Einfachheit
Das Wort „einfach“ hat im Deutschen viele Synonyme. Neben der ursprünglichen Bedeutung „nur einmal vorhanden“, gibt es zwei jüngere Hauptbedeutungsgruppen, von denen eine mit den Begriffen „leicht“ (zu begreifen, durchzuführen, handzuhaben) und „mühelos“ (zu erreichen) ausdrückt, daß etwas wenig Anstrengung erfordert. Die zweite Hauptgruppe mit „schlicht“, „bescheiden“, „ungekünstelt“, „klar“, „minimalistisch“, „eingängig“, „primitiv“ beschreibt, daß etwas aus wenigen Komponenten besteht, bzw. wenige Faktoren zu seiner Entstehung notwendig sind. Eine dritte Gruppe mit „unkompliziert“, „nicht komplex“, „trivial“, „simpel“ liegt bedeutungsflexibel zwischen den beiden Hauptgruppen. Und auf die eine oder andere Weise hängen alle Begriffe auch zusammen, bzw. bedingen sich.

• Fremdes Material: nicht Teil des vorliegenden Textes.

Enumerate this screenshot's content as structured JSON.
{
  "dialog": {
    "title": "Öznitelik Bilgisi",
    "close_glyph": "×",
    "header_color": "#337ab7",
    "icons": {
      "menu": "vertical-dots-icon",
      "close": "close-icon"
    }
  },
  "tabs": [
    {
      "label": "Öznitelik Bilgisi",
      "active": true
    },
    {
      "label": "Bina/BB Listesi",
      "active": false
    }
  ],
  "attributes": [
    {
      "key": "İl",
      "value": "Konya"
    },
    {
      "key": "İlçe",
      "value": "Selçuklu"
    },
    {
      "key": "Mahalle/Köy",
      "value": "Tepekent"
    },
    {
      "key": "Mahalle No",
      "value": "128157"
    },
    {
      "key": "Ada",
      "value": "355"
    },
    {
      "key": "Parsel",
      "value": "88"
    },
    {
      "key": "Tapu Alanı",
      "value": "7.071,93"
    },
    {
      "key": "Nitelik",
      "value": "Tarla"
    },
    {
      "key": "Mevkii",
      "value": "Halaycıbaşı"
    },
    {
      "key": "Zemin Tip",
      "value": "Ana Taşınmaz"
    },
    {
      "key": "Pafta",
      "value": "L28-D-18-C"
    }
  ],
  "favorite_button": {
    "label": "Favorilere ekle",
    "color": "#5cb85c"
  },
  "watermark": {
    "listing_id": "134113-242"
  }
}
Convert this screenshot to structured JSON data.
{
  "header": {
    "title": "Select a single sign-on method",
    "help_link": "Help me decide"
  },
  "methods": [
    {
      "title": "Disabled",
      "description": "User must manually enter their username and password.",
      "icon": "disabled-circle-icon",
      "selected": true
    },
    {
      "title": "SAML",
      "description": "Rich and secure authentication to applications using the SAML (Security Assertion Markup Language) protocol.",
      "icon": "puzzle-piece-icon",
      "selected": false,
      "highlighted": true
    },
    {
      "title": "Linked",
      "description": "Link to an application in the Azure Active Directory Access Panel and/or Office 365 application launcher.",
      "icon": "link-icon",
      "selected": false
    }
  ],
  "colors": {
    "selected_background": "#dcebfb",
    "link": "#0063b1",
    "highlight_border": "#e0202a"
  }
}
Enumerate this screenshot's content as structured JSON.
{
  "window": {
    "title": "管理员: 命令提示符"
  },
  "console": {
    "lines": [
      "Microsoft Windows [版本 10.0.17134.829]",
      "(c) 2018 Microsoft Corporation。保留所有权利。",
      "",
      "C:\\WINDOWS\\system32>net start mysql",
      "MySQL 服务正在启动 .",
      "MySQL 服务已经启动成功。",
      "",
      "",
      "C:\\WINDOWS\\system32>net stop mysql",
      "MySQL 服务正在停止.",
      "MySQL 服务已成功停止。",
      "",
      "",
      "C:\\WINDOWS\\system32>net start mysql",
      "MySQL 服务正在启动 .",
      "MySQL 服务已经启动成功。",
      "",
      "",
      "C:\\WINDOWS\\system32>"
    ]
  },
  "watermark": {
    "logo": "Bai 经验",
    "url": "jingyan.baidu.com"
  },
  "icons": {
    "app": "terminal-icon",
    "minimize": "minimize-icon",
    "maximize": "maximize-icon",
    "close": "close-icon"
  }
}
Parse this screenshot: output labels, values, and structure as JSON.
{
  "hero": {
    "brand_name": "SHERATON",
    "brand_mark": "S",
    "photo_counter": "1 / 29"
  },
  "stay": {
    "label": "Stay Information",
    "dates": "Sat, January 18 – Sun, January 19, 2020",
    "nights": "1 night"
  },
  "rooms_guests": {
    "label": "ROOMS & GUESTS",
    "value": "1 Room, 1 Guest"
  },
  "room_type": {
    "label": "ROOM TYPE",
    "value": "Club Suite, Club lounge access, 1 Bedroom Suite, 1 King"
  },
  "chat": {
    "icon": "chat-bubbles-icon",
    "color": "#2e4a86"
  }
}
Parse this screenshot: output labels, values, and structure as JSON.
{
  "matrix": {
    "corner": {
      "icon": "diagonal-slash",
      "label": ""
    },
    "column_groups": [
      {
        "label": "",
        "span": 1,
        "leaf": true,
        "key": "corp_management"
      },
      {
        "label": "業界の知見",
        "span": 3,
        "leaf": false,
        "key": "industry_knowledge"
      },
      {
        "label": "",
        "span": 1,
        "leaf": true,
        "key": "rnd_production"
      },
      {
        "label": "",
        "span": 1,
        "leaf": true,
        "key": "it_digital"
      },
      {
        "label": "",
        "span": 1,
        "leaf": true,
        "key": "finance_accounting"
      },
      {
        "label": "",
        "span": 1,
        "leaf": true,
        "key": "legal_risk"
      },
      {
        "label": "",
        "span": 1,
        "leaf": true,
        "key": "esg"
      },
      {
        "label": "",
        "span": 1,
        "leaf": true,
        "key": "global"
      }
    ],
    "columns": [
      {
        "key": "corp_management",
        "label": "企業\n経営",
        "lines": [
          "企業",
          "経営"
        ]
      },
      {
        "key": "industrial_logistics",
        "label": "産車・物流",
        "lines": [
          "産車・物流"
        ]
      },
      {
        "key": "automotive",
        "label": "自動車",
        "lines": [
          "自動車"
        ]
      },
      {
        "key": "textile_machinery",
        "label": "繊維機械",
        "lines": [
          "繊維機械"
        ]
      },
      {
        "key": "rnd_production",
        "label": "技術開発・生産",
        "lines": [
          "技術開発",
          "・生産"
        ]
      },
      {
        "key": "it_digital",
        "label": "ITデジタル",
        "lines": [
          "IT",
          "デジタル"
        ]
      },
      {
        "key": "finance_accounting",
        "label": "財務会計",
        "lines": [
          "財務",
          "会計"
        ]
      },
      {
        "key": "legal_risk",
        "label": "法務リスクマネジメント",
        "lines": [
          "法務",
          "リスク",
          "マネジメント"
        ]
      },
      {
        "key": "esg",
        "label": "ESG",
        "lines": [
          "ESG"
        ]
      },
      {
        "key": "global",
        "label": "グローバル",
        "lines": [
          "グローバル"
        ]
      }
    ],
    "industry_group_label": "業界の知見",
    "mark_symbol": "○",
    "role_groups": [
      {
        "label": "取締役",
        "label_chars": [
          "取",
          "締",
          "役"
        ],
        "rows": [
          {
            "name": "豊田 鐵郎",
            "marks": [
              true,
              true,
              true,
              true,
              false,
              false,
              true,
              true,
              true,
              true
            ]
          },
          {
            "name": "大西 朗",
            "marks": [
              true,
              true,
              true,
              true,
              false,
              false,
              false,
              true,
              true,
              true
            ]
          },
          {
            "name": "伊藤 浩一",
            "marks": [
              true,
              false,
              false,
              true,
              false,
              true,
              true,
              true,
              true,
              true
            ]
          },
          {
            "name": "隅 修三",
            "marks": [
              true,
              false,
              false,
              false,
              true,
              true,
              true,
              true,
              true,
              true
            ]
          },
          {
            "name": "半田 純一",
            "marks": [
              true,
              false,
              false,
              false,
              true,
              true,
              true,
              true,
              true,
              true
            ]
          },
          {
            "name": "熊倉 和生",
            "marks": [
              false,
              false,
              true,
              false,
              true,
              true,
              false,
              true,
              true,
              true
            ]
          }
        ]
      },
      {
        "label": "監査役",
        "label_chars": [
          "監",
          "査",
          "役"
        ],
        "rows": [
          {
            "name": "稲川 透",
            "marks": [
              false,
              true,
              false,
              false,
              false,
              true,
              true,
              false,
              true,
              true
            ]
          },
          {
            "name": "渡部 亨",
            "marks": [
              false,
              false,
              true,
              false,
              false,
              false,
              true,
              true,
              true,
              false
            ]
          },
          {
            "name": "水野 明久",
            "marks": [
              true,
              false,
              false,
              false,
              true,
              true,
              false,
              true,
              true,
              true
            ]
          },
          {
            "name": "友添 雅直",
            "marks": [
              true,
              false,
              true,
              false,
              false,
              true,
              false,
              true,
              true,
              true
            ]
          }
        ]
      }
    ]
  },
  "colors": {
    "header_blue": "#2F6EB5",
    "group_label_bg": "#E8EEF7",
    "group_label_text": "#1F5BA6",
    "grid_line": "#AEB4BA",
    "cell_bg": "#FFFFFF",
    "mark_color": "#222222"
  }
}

Wie die Liste der Synonyme bereits erahnen läßt, kann Einfachheit positiv oder negativ konnotiert sein. Entscheidend ist hier allein die persönliche Ausrichtung und Vorliebe.
Beim Versuch, mich auf die eine oder andere Seite zu schlagen, stelle ich fest, daß dies noch viel tiefer in die Subjektivität hineinführt, denn das entscheidende Kriterium ist für mich dabei die „Angemessenheit“.
Wenn etwas meiner Ansicht nach angemessen einfach oder komplex ist, hat es meine volle Unterstützung. Wenn etwas übermäßig und unnötig komplex oder simplifiziert ist, wende ich mich ab. Eine Argumentation, die auf unangemessen simplifizierter und oberflächlicher Betrachtungsweise aufbaut, wird mich niemals überzeugen. Ein Musikstück mit geringem Tonvorrat und vielen Wiederholungen wird es wohl nicht in meine Top Ten schaffen. Genauso findet eine unangemessen oder übermäßig komplexe Technologie niemals meine Zustimmung. Ein einfaches Beispiel wäre hier der berühmte elektrische Eierschneider. Das ist zugegebenermaßen pure Subjektivität. Allgemeingültige Regeln werden auf diesem Gebiet unter keinen Umständen aufzustellen sein.
Schon in der als Fin de Siècle bekannten Epoche Ende des 19. Jahrhunderts bereitete sich erstmals eine Zivilisation- und Technikmüdigkeit aus. Nach zwei Jahrhunderten, in denen jeder technische Fortschritt überwiegend kritiklos bejubelt wurde, war man plötzlich nicht mehr so sicher, ob man sich mit der technischen und gesellschaftlichen Entwicklung auf dem richtigen Weg befand. Die Sehnsucht nach dem Einfachen, Schlichten und Natürlichen führte unter anderem zu einer Bewegung zurück zur Natur, wie sie sich z.B. die Wandervögel auf ihre Fahnen schrieben.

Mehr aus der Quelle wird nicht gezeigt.